Having a bad day. You know that especially life-affirming kind of stress where you can’t stop thinking, “If I were actually good at my job, this wouldn’t be stressful at all”? Not such a terribly helpful thought, but there it is.
I was given a lot of charm bracelets as a kid. The first one I can remember was beautiful, silver chain, all these perfect little silver charms. They told me we could get new charms for each birthday, and I got the impression that I would be given one of these little artifacts each year of my life, and its shape would tell me what I was supposed to be. I was thrilled, and excited – it seemed like the kind of thing that would happen in a fantasy story, and when my bracelet had all the charms on it, I would be ready to meet my destiny.
I didn’t get any more silver charms. I saw that bracelet once, when I got it, and then it was put away so that I didn’t lose it. Never saw it again. The next year I got a plastic charm necklace, with a little pan full of breakfast, and a phone that made an annoying ding when you poked it. That one I held onto for an improbably long time, of course.
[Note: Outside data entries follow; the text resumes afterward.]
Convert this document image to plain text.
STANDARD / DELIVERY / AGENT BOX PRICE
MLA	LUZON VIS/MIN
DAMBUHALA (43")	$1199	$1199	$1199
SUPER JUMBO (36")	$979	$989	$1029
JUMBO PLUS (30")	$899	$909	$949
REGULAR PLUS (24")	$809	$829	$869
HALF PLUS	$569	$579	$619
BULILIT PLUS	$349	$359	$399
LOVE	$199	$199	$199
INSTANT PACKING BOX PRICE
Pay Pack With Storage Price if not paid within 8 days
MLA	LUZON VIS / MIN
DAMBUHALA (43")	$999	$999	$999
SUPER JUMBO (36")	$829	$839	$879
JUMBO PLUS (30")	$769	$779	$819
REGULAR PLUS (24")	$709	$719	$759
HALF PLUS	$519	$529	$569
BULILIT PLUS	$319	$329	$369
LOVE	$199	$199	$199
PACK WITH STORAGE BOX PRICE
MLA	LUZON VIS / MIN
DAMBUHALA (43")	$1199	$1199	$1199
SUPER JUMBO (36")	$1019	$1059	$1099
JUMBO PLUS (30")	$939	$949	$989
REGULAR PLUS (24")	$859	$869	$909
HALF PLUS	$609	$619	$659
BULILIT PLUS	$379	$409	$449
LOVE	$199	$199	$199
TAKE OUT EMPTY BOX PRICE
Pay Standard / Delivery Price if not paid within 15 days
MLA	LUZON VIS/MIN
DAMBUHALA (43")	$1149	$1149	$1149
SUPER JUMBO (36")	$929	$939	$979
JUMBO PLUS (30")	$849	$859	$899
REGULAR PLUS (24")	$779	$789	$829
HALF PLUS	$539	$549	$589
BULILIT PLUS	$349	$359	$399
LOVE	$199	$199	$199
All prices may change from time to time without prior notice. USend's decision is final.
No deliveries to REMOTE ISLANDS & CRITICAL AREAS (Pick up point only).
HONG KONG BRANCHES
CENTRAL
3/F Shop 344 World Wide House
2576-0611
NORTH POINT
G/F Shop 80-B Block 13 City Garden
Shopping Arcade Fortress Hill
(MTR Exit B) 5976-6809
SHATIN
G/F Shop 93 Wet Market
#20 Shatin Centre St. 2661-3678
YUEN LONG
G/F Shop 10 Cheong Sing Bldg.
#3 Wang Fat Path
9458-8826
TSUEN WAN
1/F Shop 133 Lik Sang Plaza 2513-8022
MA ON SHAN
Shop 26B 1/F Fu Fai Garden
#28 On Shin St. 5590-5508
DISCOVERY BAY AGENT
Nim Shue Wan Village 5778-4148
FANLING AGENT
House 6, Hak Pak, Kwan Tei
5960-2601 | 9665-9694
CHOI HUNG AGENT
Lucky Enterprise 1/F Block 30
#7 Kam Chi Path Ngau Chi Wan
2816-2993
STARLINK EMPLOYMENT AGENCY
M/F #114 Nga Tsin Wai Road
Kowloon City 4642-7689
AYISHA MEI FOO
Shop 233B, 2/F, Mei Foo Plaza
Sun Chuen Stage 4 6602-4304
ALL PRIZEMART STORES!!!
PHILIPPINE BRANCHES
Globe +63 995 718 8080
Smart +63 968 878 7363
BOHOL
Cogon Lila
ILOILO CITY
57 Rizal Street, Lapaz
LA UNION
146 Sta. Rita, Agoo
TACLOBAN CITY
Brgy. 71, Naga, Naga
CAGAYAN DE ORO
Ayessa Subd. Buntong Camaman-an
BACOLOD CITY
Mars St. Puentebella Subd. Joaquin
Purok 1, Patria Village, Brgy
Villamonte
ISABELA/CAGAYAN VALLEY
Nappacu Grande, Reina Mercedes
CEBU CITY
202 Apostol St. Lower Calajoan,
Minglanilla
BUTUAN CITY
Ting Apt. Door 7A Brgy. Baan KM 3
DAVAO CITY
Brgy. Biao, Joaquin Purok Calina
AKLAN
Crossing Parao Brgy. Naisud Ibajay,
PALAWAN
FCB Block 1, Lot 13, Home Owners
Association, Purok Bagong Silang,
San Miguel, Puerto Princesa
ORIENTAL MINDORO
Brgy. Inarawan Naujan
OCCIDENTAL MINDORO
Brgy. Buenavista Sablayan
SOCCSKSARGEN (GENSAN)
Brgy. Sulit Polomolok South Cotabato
Wore that dinger out.
A pewter cat, an octopus, a bell,
each tiny charm no bigger than your nail.
A tiny pirate in a tiny jail,
a tiny plastic key that unlocks hell.
The only charms you’ll get are charms you make
So siphon off a vial of your tears
Write up a little black book of your fears
Press your shiny ego as a keepsake.
Delineate your shame with Perler beads
(but don’t tell them what you make the Barbies do –
even molded plastic has its needs)
And don’t forget the bullet with my name.
I’ll have just one charm to remember you –
the scar from the last time you made me bleed.